Dichiarazione dell’onorevole Renato Brunetta, presidente dei deputati di Forza Italia:

“Strano silenzio del presidente del Consiglio, Matteo Renzi, sui dati Inps di gennaio 2016.

Eravamo abituati ai tweet mensili sui prodigi del Jobs act, avevamo avvertito del rischio ‘bolla’, in quanto gli incentivi avrebbero soltanto drogato il mercato del lavoro piuttosto che farlo ripartire, e quando le previsioni dei gufi si sono realizzate, con la pubblicazione dell’Inps da cui emerge che nel 2016 con il dimezzamento degli incentivi si sono dimezzate le assunzioni, Renzi tace. Non tweetta più.

Meglio far passare sotto silenzio la cosa. E in effetti i giornali, che quando i dati erano buoni facevano i titoli di prima pagina, obbedienti oggi affogano in brevi pezzi nelle ultime pagine il crollo delle assunzioni.

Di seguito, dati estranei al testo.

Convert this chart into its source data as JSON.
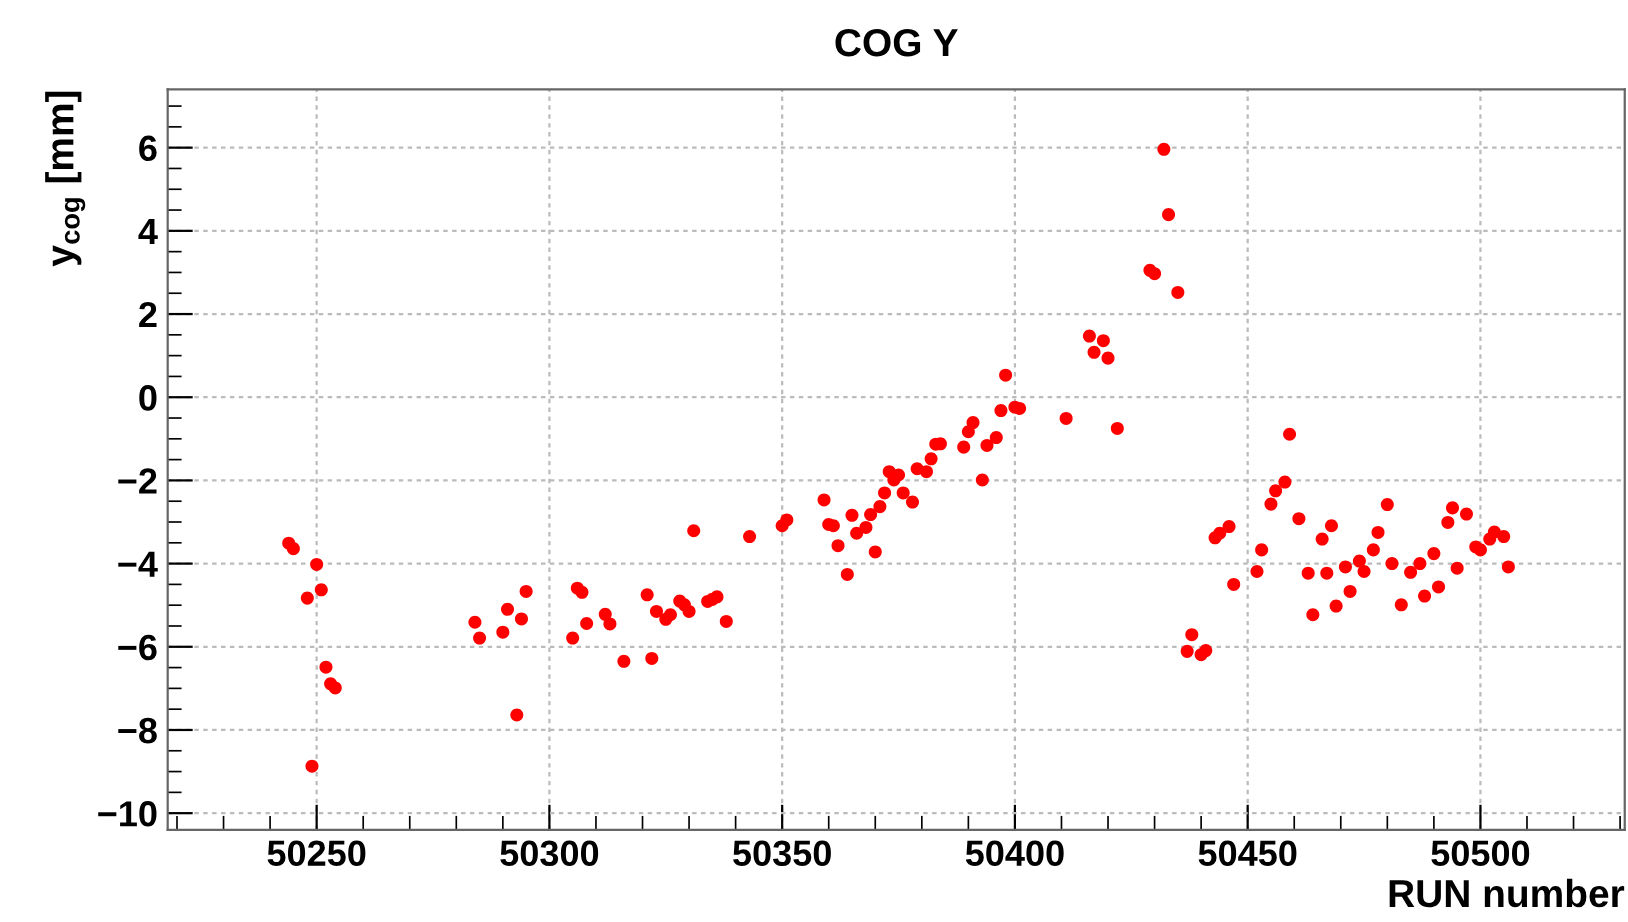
{
  "chart_data": {
    "type": "scatter",
    "title": "COG Y",
    "xlabel": "RUN number",
    "ylabel": "y$_{cog}$ [mm]",
    "x": [
      50244,
      50245,
      50250,
      50248,
      50251,
      50249,
      50252,
      50253,
      50254,
      50284,
      50285,
      50290,
      50291,
      50294,
      50295,
      50293,
      50305,
      50306,
      50307,
      50308,
      50312,
      50313,
      50316,
      50321,
      50322,
      50323,
      50325,
      50326,
      50328,
      50329,
      50330,
      50331,
      50334,
      50335,
      50336,
      50338,
      50343,
      50350,
      50351,
      50359,
      50360,
      50361,
      50362,
      50364,
      50365,
      50366,
      50368,
      50369,
      50370,
      50371,
      50372,
      50373,
      50374,
      50375,
      50376,
      50378,
      50379,
      50381,
      50382,
      50383,
      50384,
      50389,
      50390,
      50391,
      50393,
      50394,
      50396,
      50397,
      50398,
      50400,
      50401,
      50411,
      50416,
      50417,
      50419,
      50420,
      50422,
      50432,
      50433,
      50429,
      50430,
      50435,
      50437,
      50438,
      50440,
      50441,
      50443,
      50444,
      50446,
      50447,
      50452,
      50453,
      50455,
      50456,
      50458,
      50459,
      50461,
      50463,
      50464,
      50466,
      50467,
      50468,
      50469,
      50471,
      50472,
      50474,
      50475,
      50477,
      50478,
      50480,
      50481,
      50483,
      50485,
      50487,
      50488,
      50490,
      50491,
      50493,
      50494,
      50495,
      50497,
      50499,
      50500,
      50502,
      50503,
      50505,
      50506
    ],
    "series": [
      {
        "color": "#ff0000",
        "values": [
          -3.51,
          -3.64,
          -4.02,
          -4.83,
          -4.63,
          -8.87,
          -6.49,
          -6.89,
          -6.99,
          -5.41,
          -5.79,
          -5.65,
          -5.1,
          -5.33,
          -4.67,
          -7.64,
          -5.79,
          -4.59,
          -4.69,
          -5.44,
          -5.22,
          -5.45,
          -6.35,
          -4.75,
          -6.28,
          -5.15,
          -5.34,
          -5.23,
          -4.9,
          -4.99,
          -5.15,
          -3.21,
          -4.91,
          -4.86,
          -4.8,
          -5.39,
          -3.35,
          -3.09,
          -2.95,
          -2.47,
          -3.06,
          -3.09,
          -3.57,
          -4.26,
          -2.84,
          -3.27,
          -3.13,
          -2.82,
          -3.72,
          -2.63,
          -2.3,
          -1.79,
          -1.99,
          -1.87,
          -2.3,
          -2.52,
          -1.72,
          -1.79,
          -1.48,
          -1.13,
          -1.12,
          -1.2,
          -0.83,
          -0.61,
          -1.99,
          -1.16,
          -0.97,
          -0.32,
          0.53,
          -0.24,
          -0.27,
          -0.51,
          1.47,
          1.08,
          1.36,
          0.94,
          -0.75,
          5.96,
          4.39,
          3.05,
          2.97,
          2.52,
          -6.11,
          -5.71,
          -6.19,
          -6.09,
          -3.38,
          -3.27,
          -3.11,
          -4.5,
          -4.19,
          -3.67,
          -2.57,
          -2.25,
          -2.04,
          -0.89,
          -2.92,
          -4.23,
          -5.23,
          -3.41,
          -4.23,
          -3.09,
          -5.02,
          -4.08,
          -4.67,
          -3.94,
          -4.19,
          -3.67,
          -3.25,
          -2.58,
          -4.0,
          -4.99,
          -4.21,
          -4.0,
          -4.78,
          -3.76,
          -4.56,
          -3.01,
          -2.66,
          -4.11,
          -2.81,
          -3.6,
          -3.67,
          -3.41,
          -3.24,
          -3.35,
          -4.08
        ]
      }
    ],
    "xlim": [
      50218,
      50531
    ],
    "ylim": [
      -10.4,
      7.4
    ],
    "xticks": [
      50250,
      50300,
      50350,
      50400,
      50450,
      50500
    ],
    "yticks": [
      -10,
      -8,
      -6,
      -4,
      -2,
      0,
      2,
      4,
      6
    ],
    "grid": true,
    "marker": "circle"
  }
}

Riconosciamo, invece, l’onestà intellettuale del ministro Poletti, che ha spiegato come il calo di gennaio 2016 fosse prevedibile, ma che questo significa anche che gli incentivi hanno avuto un effetto distorsivo del mercato del lavoro, il quale, al contrario, dipende dalla dinamica del Pil. Se frena l’economia non ci sono sgravi che tengano.

Come per i bonus degli 80 euro e dei 500 euro, anche le risorse destinate agli incentivi del Jobs act sono stati soldi buttati al vento. Gli effetti della politica economica sbagliata di Matteo Renzi cominciano ad essere sotto gli occhi di tutti”.